Bila NII palsu yang ditangkap Densus 88, maka diperlukan kecermatan pengawasan, kata Al Chaidar. Ada kemungkinan memang Polri kurang jeli atau sengaja membekuk.

“Ada kemungkinan begitu (menangkap NII palsu). Jadi, NII palsu itu sebenarnya dibuat oleh intelijen. Densus perlu koordinasi dengan intelijen terkait dengan ini. Karena ini sudah dikelola oleh intelijen sejak masa Orde Baru,” kata Al Chaidar.

NII palsu di masa Orde Baru sering dipakai untuk memenangkan Partai Golkar periode 1971 dan 1974, mungkin sampai sekarang. Termasuk KW-9 yang digunakan pemerintah untuk memenangkan partai bentukan orang Orde Baru yang masih bertahan di masa reformasi.

“Kalau pemerintahan Jokowi mau berhasil memerangi hal-hal seperti ini, ya, harus memutuskan mata rantai agar tidak ada lagi rekayasa. (Harus ada) pengelolaan terhadap gerakan-gerakan teroris palsu seperti ini,” sambung dia.

Ada beberapa faksi NII buatan pemerintah, namun tak lagi di bawah tangan rezim, seperti faksi Tarbiyah atau yang kadang disebut Ikhwanul Muslimin. Tarbiyah itu masih ada sampai kini, tapi sebagian dari faksi itu memisahkan diri menjadi Partai Keadilan Sosial, kata Al Chaidar.
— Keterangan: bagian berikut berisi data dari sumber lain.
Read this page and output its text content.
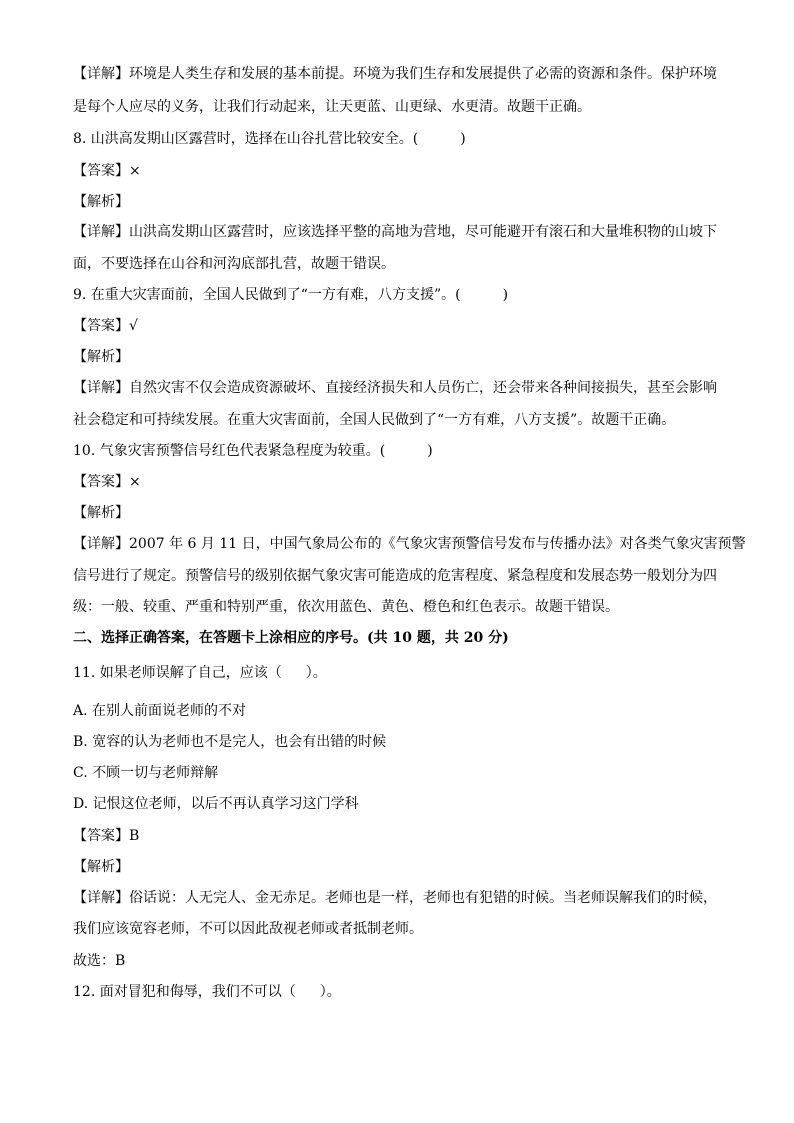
【详解】环境是人类生存和发展的基本前提。环境为我们生存和发展提供了必需的资源和条件。保护环境
是每个人应尽的义务，让我们行动起来，让天更蓝、山更绿、水更清。故题干正确。
8. 山洪高发期山区露营时，选择在山谷扎营比较安全。(	)
【答案】×
【解析】
【详解】山洪高发期山区露营时，应该选择平整的高地为营地，尽可能避开有滚石和大量堆积物的山坡下
面，不要选择在山谷和河沟底部扎营，故题干错误。
9. 在重大灾害面前，全国人民做到了“一方有难，八方支援”。(	)
【答案】√
【解析】
【详解】自然灾害不仅会造成资源破坏、直接经济损失和人员伤亡，还会带来各种间接损失，甚至会影响
社会稳定和可持续发展。在重大灾害面前，全国人民做到了“一方有难，八方支援”。故题干正确。
10. 气象灾害预警信号红色代表紧急程度为较重。(	)
【答案】×
【解析】
【详解】2007 年 6 月 11 日，中国气象局公布的《气象灾害预警信号发布与传播办法》对各类气象灾害预警
信号进行了规定。预警信号的级别依据气象灾害可能造成的危害程度、紧急程度和发展态势一般划分为四
级：一般、较重、严重和特别严重，依次用蓝色、黄色、橙色和红色表示。故题干错误。
二、选择正确答案，在答题卡上涂相应的序号。(共 10 题，共 20 分)
11. 如果老师误解了自己，应该（ ）。
A. 在别人前面说老师的不对
B. 宽容的认为老师也不是完人，也会有出错的时候
C. 不顾一切与老师辩解
D. 记恨这位老师，以后不再认真学习这门学科
【答案】B
【解析】
【详解】俗话说：人无完人、金无赤足。老师也是一样，老师也有犯错的时候。当老师误解我们的时候，
我们应该宽容老师，不可以因此敌视老师或者抵制老师。
故选：B
12. 面对冒犯和侮辱，我们不可以（ ）。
Al Chaidar menilai penangkapan NII Sumatra Barat, isu pelengseran, dan pesta demokrasi lima tahunan itu adalah “permohonan Jokowi yang mencari alasan untuk memundurkan pemilu. Mungkin NII inilah yang bisa dijadikan alasan bahwa mereka akan berperang, akan makar, akan mengganggu keamanan, sehingga pemilu perlu ditunda.”

Negara Idaman

Sementara itu, Direktur Pusat Studi Politik dan Kebijakan Strategis Indonesia, Stanislaus Riyanta mengatakan, bentuk organisasi NII adalah bentuk negara, bahkan namanya juga ‘Negara Islam Indonesia’.

“Jadi mereka ingin mendirikan sendiri dan melawan NKRI,” ujar dia kepada reporter Tirto, Rabu (20/4/2022). Tapi NII pun tak berafiliasi dengan ISIS, misalnya, beda dengan kelompok teroris lainnya yang menginduk ke organisasi teroris paling radikal itu.
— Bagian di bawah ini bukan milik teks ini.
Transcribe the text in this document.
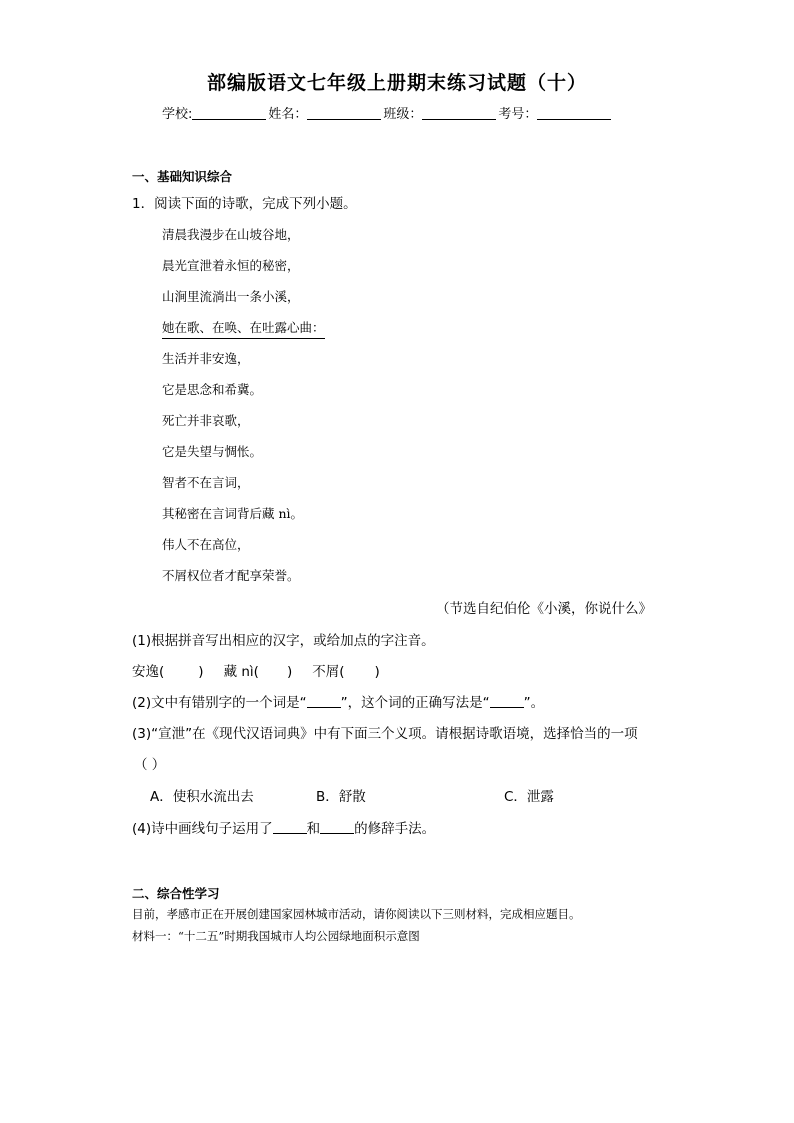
部编版语文七年级上册期末练习试题（十）
学校:	姓名：	班级：	考号：
一、基础知识综合
1．阅读下面的诗歌，完成下列小题。
清晨我漫步在山坡谷地，
晨光宣泄着永恒的秘密，
山涧里流淌出一条小溪，
她在歌、在唤、在吐露心曲：
生活并非安逸，
它是思念和希冀。
死亡并非哀歌，
它是失望与惆怅。
智者不在言词，
其秘密在言词背后藏 nì。
伟人不在高位，
不屑权位者才配享荣誉。
（节选自纪伯伦《小溪，你说什么》
(1)根据拼音写出相应的汉字，或给加点的字注音。
安逸(	) 藏 nì( ) 不屑( )
(2)文中有错别字的一个词是“	”，这个词的正确写法是“	”。
(3)“宣泄”在《现代汉语词典》中有下面三个义项。请根据诗歌语境，选择恰当的一项
（ ）
A．使积水流出去	B．舒散	C．泄露
(4)诗中画线句子运用了	和	的修辞手法。
二、综合性学习
目前，孝感市正在开展创建国家园林城市活动，请你阅读以下三则材料，完成相应题目。
材料一：“十二五”时期我国城市人均公园绿地面积示意图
“Kalau terkait ISIS memang tidak, tetapi kesamaan ideologi mungkin mirip. Sehingga bisa saja satu frekuensi ingin menguasai dengan prinsip ideologi mereka,” imbuh Riyanta.

NII punya sejarah panjang di Indonesia. Meski dinamika negara ini tak bisa membuat mereka eksis, tapi ideologi mereka tidak pernah mati; mereka tetap melakukan gerakan meskipun bawah tanah, sekarang makin masif.

Motif NII Sumatra Barat yang ingin melengserkan pemerintah sebelum masa-masa panas pencoblosan calon kepala negara, Riyanta anggap bukan hal baru. Selain itu, setiap organisasi ada ciri khas masing-masing, pun NII.

“Misal yang berafiliasi dengan ISIS, menggunakan kekerasan. Kalau NII memang konsep negara, propaganda mereka mengarah pada pembentukan negara melawan NKRI,” kata dia.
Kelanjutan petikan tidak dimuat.